Updated: Nov 6, 2020
The photograph shows a Heer Oberfeldwebel and an Officer in a barn. The Oberfeldwebel can notably be seen wearing an M36 Tunic as well having a Sudetenland ribbon in the form of a bar. The doors to seen slightly open to the right, just allowing some natural light in. In the centre a table can be seen filled with a mixture of books, papers and a typewriter seen to the right. The table covered with a tablecloth and organised piles of papers. The type of admin work seen here was essential for the Wehrmacht as it kept documents and information in order. The type of admin information done here was also seen in other branches of the Wehrmacht. Works consisted of Personal documents for Soldaten this including documents such as, wound and hospital papers, Death reports of fallen Soldaten as well as notices that were addressed to Soldaten and their families. Field posts were often written by typewriters when available but when not they were written by hand. Reports were also concluded by the administrative sections, each company would have one, they were used out at locations that were under occupation, possibly as seen here commandeering a captured building. The typewriter helped in the speed and efficiency of output of documents, some documents still being written by hand.

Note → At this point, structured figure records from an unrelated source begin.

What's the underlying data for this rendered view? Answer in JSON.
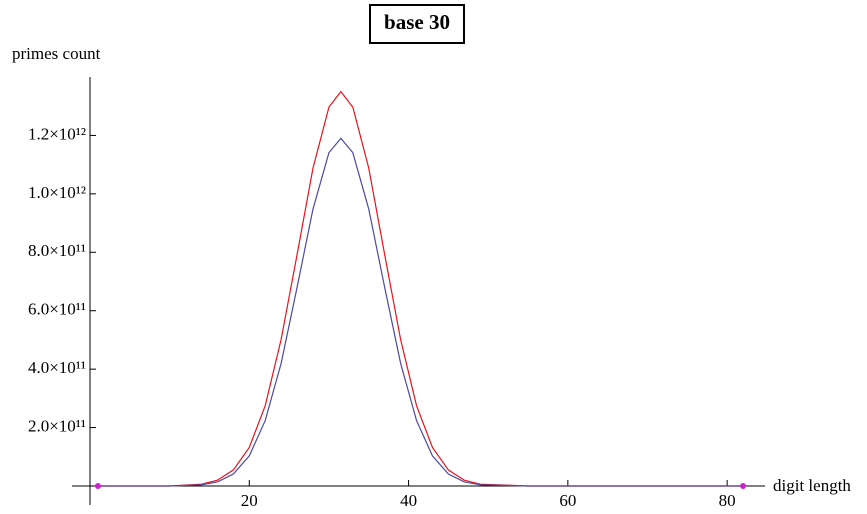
{
  "chart_data": {
    "type": "line",
    "title": "base 30",
    "y_label": "primes count",
    "x_label": "digit length",
    "x": [
      1,
      10,
      14,
      16,
      18,
      20,
      22,
      24,
      26,
      28,
      30,
      31.5,
      33,
      35,
      37,
      39,
      41,
      43,
      45,
      47,
      49,
      55,
      65,
      82
    ],
    "series": [
      {
        "color": "#e8131c",
        "values": [
          0,
          0,
          6200000000.0,
          19700000000.0,
          55000000000.0,
          132000000000.0,
          275000000000.0,
          502000000000.0,
          792000000000.0,
          1088000000000.0,
          1297000000000.0,
          1350000000000.0,
          1297000000000.0,
          1088000000000.0,
          792000000000.0,
          502000000000.0,
          275000000000.0,
          132000000000.0,
          55000000000.0,
          19700000000.0,
          6200000000.0,
          0,
          0,
          0
        ]
      },
      {
        "color": "#4a4aa0",
        "values": [
          0,
          0,
          4100000000.0,
          14000000000.0,
          41000000000.0,
          103000000000.0,
          224000000000.0,
          420000000000.0,
          680000000000.0,
          948000000000.0,
          1141000000000.0,
          1190000000000.0,
          1141000000000.0,
          948000000000.0,
          680000000000.0,
          420000000000.0,
          224000000000.0,
          103000000000.0,
          41000000000.0,
          14000000000.0,
          4100000000.0,
          0,
          0,
          0
        ]
      }
    ],
    "points": {
      "color": "#cc22cc",
      "x": [
        1,
        82
      ],
      "values": [
        0,
        0
      ]
    },
    "xlim": [
      0,
      84
    ],
    "ylim": [
      0,
      1400000000000.0
    ],
    "xticks": [
      20,
      40,
      60,
      80
    ],
    "yticks": [
      {
        "value": 200000000000.0,
        "label": "2.0×10¹¹"
      },
      {
        "value": 400000000000.0,
        "label": "4.0×10¹¹"
      },
      {
        "value": 600000000000.0,
        "label": "6.0×10¹¹"
      },
      {
        "value": 800000000000.0,
        "label": "8.0×10¹¹"
      },
      {
        "value": 1000000000000.0,
        "label": "1.0×10¹²"
      },
      {
        "value": 1200000000000.0,
        "label": "1.2×10¹²"
      }
    ]
  }
}
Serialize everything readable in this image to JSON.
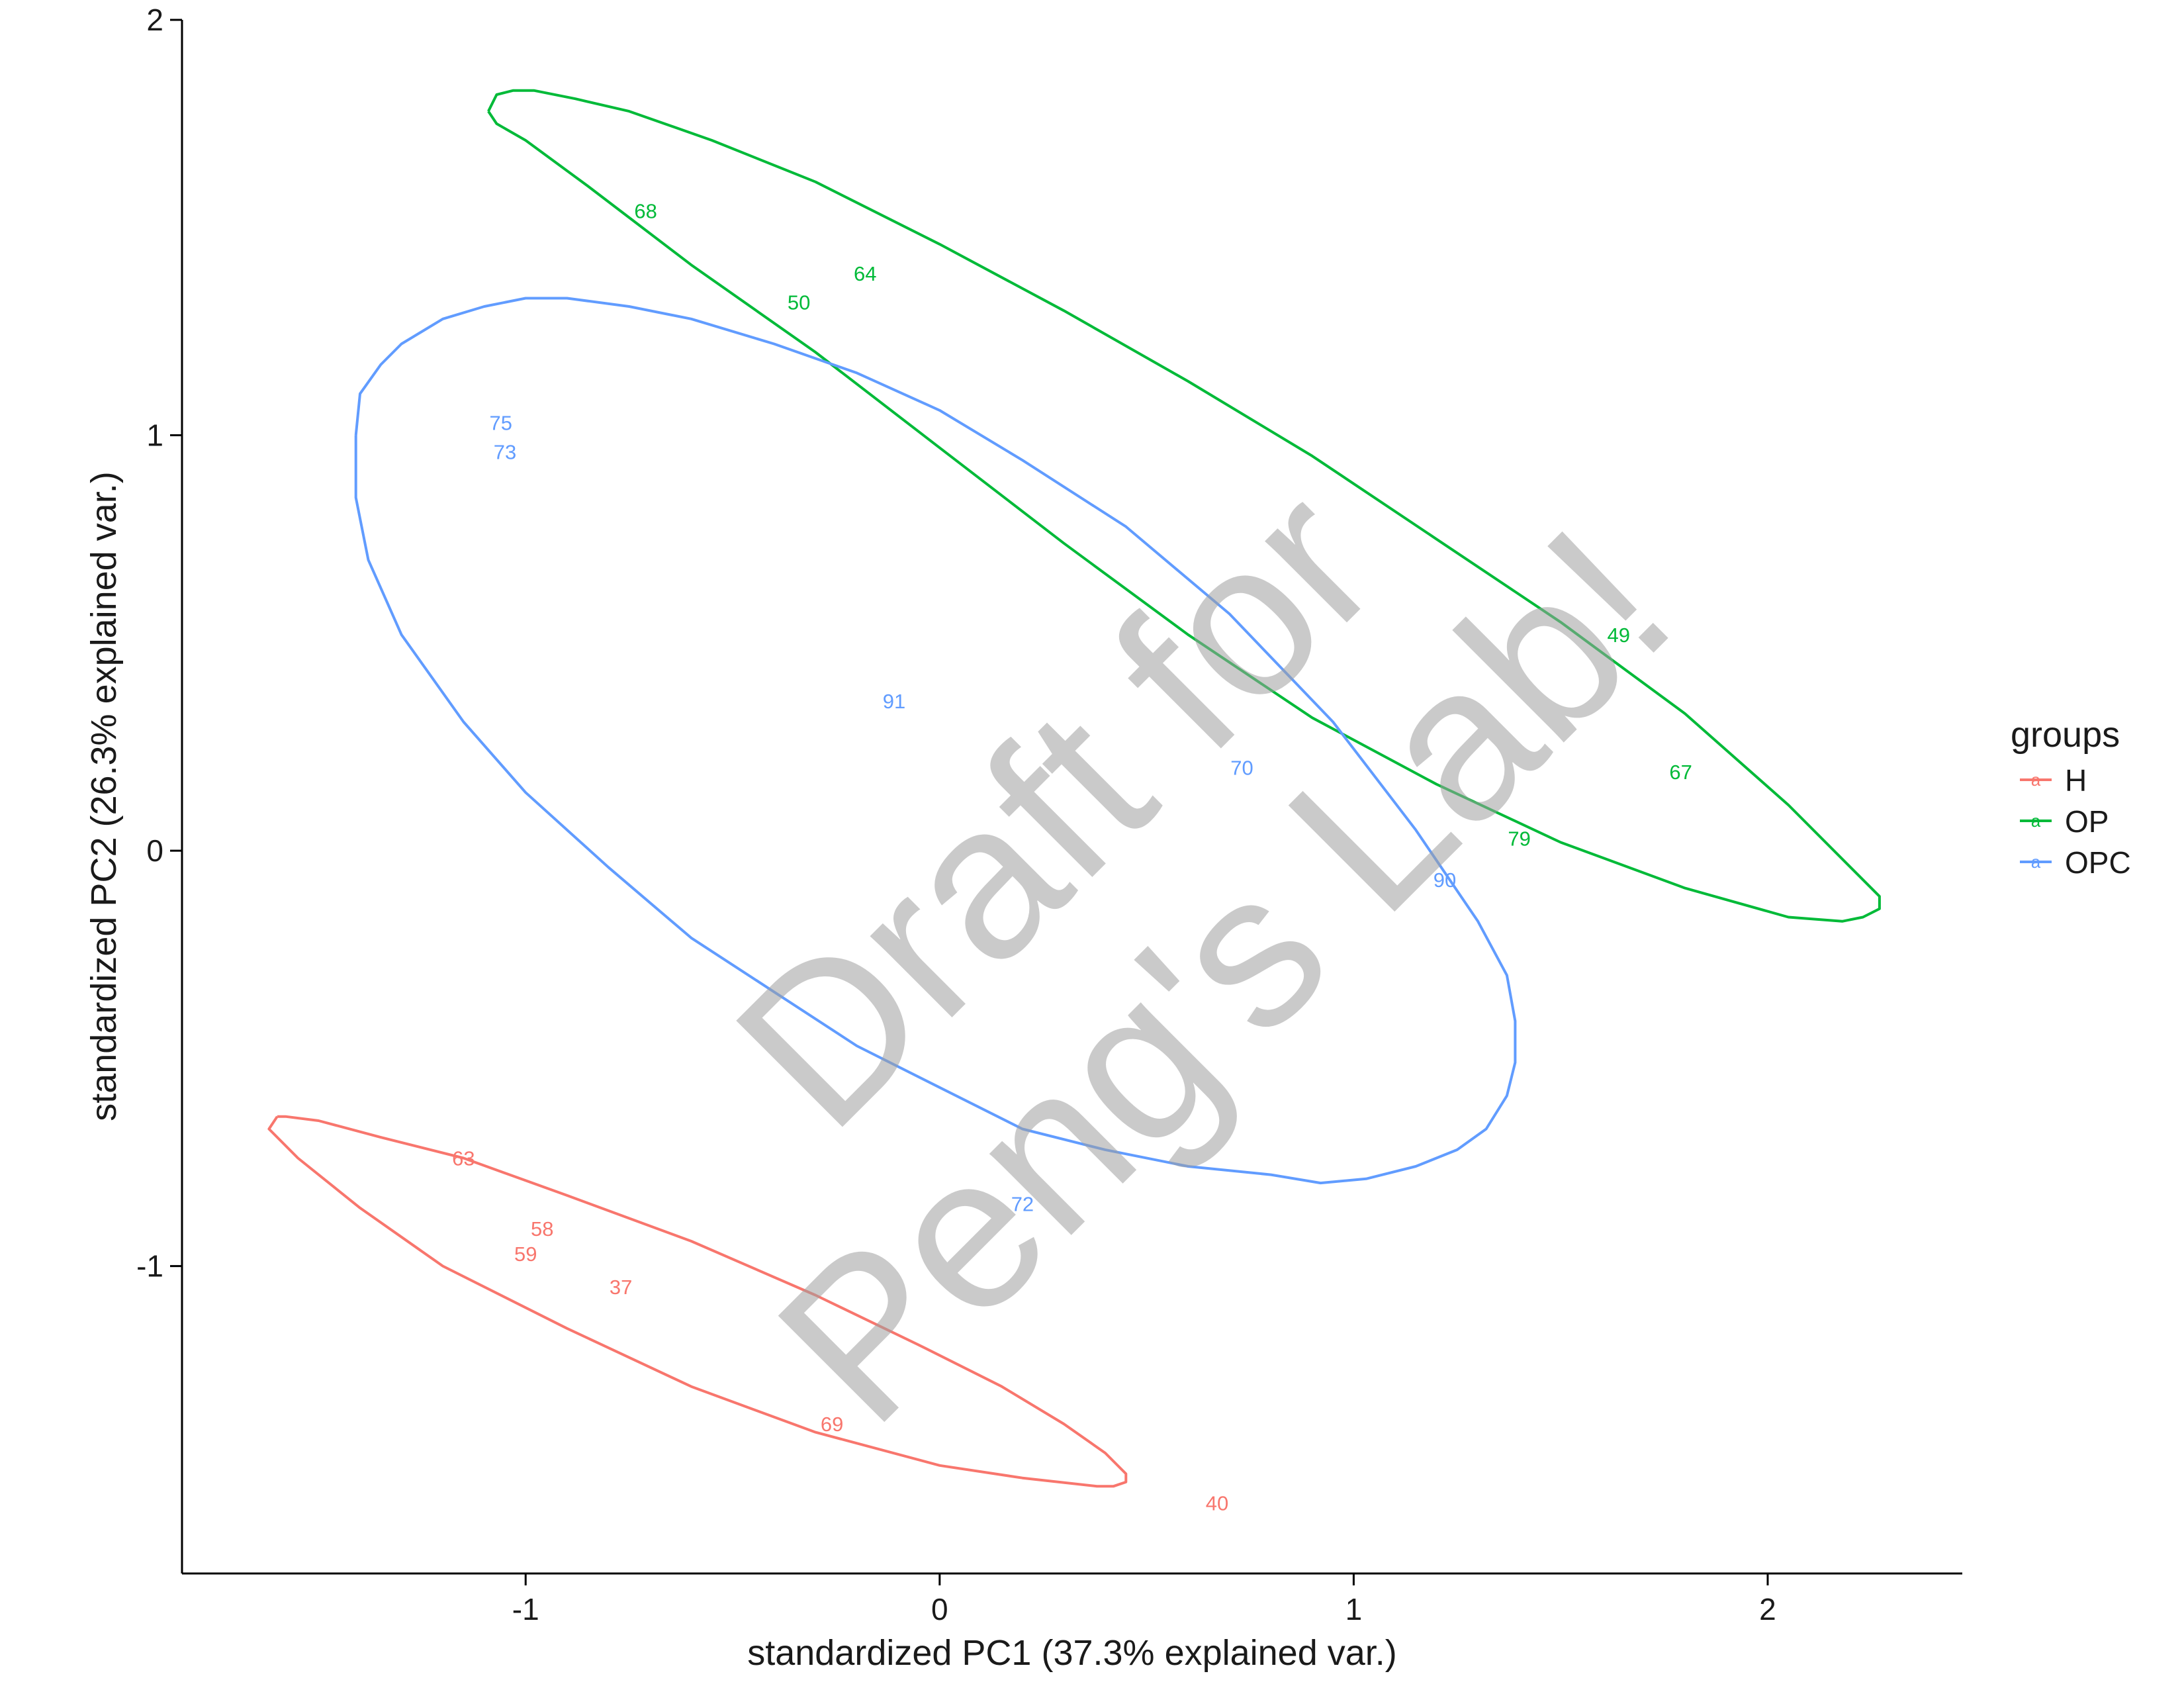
{
  "chart_data": {
    "type": "scatter",
    "xlabel": "standardized PC1 (37.3% explained var.)",
    "ylabel": "standardized PC2 (26.3% explained var.)",
    "xlim": [
      -1.83,
      2.47
    ],
    "ylim": [
      -1.74,
      2.0
    ],
    "x_ticks": [
      -1,
      0,
      1,
      2
    ],
    "y_ticks": [
      -1,
      0,
      1,
      2
    ],
    "x_tick_labels": [
      "-1",
      "0",
      "1",
      "2"
    ],
    "y_tick_labels": [
      "-1",
      "0",
      "1",
      "2"
    ],
    "grid": false,
    "legend": {
      "title": "groups",
      "position": "right",
      "entries": [
        {
          "label": "H",
          "color": "#F8766D",
          "glyph": "a"
        },
        {
          "label": "OP",
          "color": "#00BA38",
          "glyph": "a"
        },
        {
          "label": "OPC",
          "color": "#619CFF",
          "glyph": "a"
        }
      ]
    },
    "series": [
      {
        "name": "H",
        "color": "#F8766D",
        "points": [
          {
            "label": "63",
            "x": -1.15,
            "y": -0.74
          },
          {
            "label": "58",
            "x": -0.96,
            "y": -0.91
          },
          {
            "label": "59",
            "x": -1.0,
            "y": -0.97
          },
          {
            "label": "37",
            "x": -0.77,
            "y": -1.05
          },
          {
            "label": "69",
            "x": -0.26,
            "y": -1.38
          },
          {
            "label": "40",
            "x": 0.67,
            "y": -1.57
          }
        ],
        "ellipse": [
          [
            -1.6,
            -0.64
          ],
          [
            -1.58,
            -0.64
          ],
          [
            -1.5,
            -0.65
          ],
          [
            -1.35,
            -0.69
          ],
          [
            -1.15,
            -0.74
          ],
          [
            -0.9,
            -0.83
          ],
          [
            -0.6,
            -0.94
          ],
          [
            -0.3,
            -1.07
          ],
          [
            -0.05,
            -1.19
          ],
          [
            0.15,
            -1.29
          ],
          [
            0.3,
            -1.38
          ],
          [
            0.4,
            -1.45
          ],
          [
            0.45,
            -1.5
          ],
          [
            0.45,
            -1.52
          ],
          [
            0.42,
            -1.53
          ],
          [
            0.38,
            -1.53
          ],
          [
            0.2,
            -1.51
          ],
          [
            0.0,
            -1.48
          ],
          [
            -0.3,
            -1.4
          ],
          [
            -0.6,
            -1.29
          ],
          [
            -0.9,
            -1.15
          ],
          [
            -1.2,
            -1.0
          ],
          [
            -1.4,
            -0.86
          ],
          [
            -1.55,
            -0.74
          ],
          [
            -1.62,
            -0.67
          ],
          [
            -1.6,
            -0.64
          ]
        ]
      },
      {
        "name": "OP",
        "color": "#00BA38",
        "points": [
          {
            "label": "68",
            "x": -0.71,
            "y": 1.54
          },
          {
            "label": "64",
            "x": -0.18,
            "y": 1.39
          },
          {
            "label": "50",
            "x": -0.34,
            "y": 1.32
          },
          {
            "label": "49",
            "x": 1.64,
            "y": 0.52
          },
          {
            "label": "67",
            "x": 1.79,
            "y": 0.19
          },
          {
            "label": "79",
            "x": 1.4,
            "y": 0.03
          }
        ],
        "ellipse": [
          [
            -1.09,
            1.78
          ],
          [
            -1.07,
            1.82
          ],
          [
            -1.03,
            1.83
          ],
          [
            -0.98,
            1.83
          ],
          [
            -0.88,
            1.81
          ],
          [
            -0.75,
            1.78
          ],
          [
            -0.55,
            1.71
          ],
          [
            -0.3,
            1.61
          ],
          [
            0.0,
            1.46
          ],
          [
            0.3,
            1.3
          ],
          [
            0.6,
            1.13
          ],
          [
            0.9,
            0.95
          ],
          [
            1.2,
            0.75
          ],
          [
            1.5,
            0.55
          ],
          [
            1.8,
            0.33
          ],
          [
            2.05,
            0.11
          ],
          [
            2.2,
            -0.04
          ],
          [
            2.27,
            -0.11
          ],
          [
            2.27,
            -0.14
          ],
          [
            2.23,
            -0.16
          ],
          [
            2.18,
            -0.17
          ],
          [
            2.05,
            -0.16
          ],
          [
            1.8,
            -0.09
          ],
          [
            1.5,
            0.02
          ],
          [
            1.2,
            0.16
          ],
          [
            0.9,
            0.32
          ],
          [
            0.6,
            0.52
          ],
          [
            0.3,
            0.74
          ],
          [
            0.0,
            0.97
          ],
          [
            -0.3,
            1.2
          ],
          [
            -0.6,
            1.41
          ],
          [
            -0.85,
            1.6
          ],
          [
            -1.0,
            1.71
          ],
          [
            -1.07,
            1.75
          ],
          [
            -1.09,
            1.78
          ]
        ]
      },
      {
        "name": "OPC",
        "color": "#619CFF",
        "points": [
          {
            "label": "75",
            "x": -1.06,
            "y": 1.03
          },
          {
            "label": "73",
            "x": -1.05,
            "y": 0.96
          },
          {
            "label": "91",
            "x": -0.11,
            "y": 0.36
          },
          {
            "label": "70",
            "x": 0.73,
            "y": 0.2
          },
          {
            "label": "90",
            "x": 1.22,
            "y": -0.07
          },
          {
            "label": "72",
            "x": 0.2,
            "y": -0.85
          }
        ],
        "ellipse": [
          [
            -1.41,
            1.0
          ],
          [
            -1.4,
            1.1
          ],
          [
            -1.35,
            1.17
          ],
          [
            -1.3,
            1.22
          ],
          [
            -1.2,
            1.28
          ],
          [
            -1.1,
            1.31
          ],
          [
            -1.0,
            1.33
          ],
          [
            -0.9,
            1.33
          ],
          [
            -0.75,
            1.31
          ],
          [
            -0.6,
            1.28
          ],
          [
            -0.4,
            1.22
          ],
          [
            -0.2,
            1.15
          ],
          [
            0.0,
            1.06
          ],
          [
            0.2,
            0.94
          ],
          [
            0.45,
            0.78
          ],
          [
            0.7,
            0.57
          ],
          [
            0.95,
            0.31
          ],
          [
            1.15,
            0.05
          ],
          [
            1.3,
            -0.17
          ],
          [
            1.37,
            -0.3
          ],
          [
            1.39,
            -0.41
          ],
          [
            1.39,
            -0.51
          ],
          [
            1.37,
            -0.59
          ],
          [
            1.32,
            -0.67
          ],
          [
            1.25,
            -0.72
          ],
          [
            1.15,
            -0.76
          ],
          [
            1.03,
            -0.79
          ],
          [
            0.92,
            -0.8
          ],
          [
            0.8,
            -0.78
          ],
          [
            0.6,
            -0.76
          ],
          [
            0.4,
            -0.72
          ],
          [
            0.2,
            -0.67
          ],
          [
            0.0,
            -0.57
          ],
          [
            -0.2,
            -0.47
          ],
          [
            -0.4,
            -0.34
          ],
          [
            -0.6,
            -0.21
          ],
          [
            -0.8,
            -0.04
          ],
          [
            -1.0,
            0.14
          ],
          [
            -1.15,
            0.31
          ],
          [
            -1.3,
            0.52
          ],
          [
            -1.38,
            0.7
          ],
          [
            -1.41,
            0.85
          ],
          [
            -1.41,
            1.0
          ]
        ]
      }
    ]
  },
  "watermark": {
    "lines": [
      "Draft for",
      "Peng's Lab!"
    ]
  }
}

The Oberfeldwebel seen taking a break, smoking a cigarette, the natural light in contrast with the dark is allowing for the smoke to be seen which is amazing considering that most of the people who took photographs (Non Kriegsberichters) were not professionals, this may be good exposure by the printing company but still some photographic flare can be admired in these kinds of photographs. Behind the Oberfeldwebel is an officer looking up for the photograph. Seen with the back to the photographer leaning over the chair is likely to be a Soldat or valet cleaning the boots of officer. Seen in the shot to the left of him is a cart wheel and covering, this being a part of the barns original storage and purpose. But also could be what the rest of the columns kit is in. The un-matching chairs shows that possibly the table and chairs were quickly grabbed and placed to allow for the admin to be performed, the stacks of papers shows that they have been busy, just seen in shot at the end of the table near the white cloth on the door handle is an open crate that would have contained much of the admins equipment. The photograph thought to be early war, roughly early 1940. This is a crisp Photograph, is a key example of Administrative work that doesn't usually get covered or represented, that in itself was just as important as other forms of maintenance. Photographs of administrative tasks are not usually seen, so for this one to be as detailed as it is quite interesting.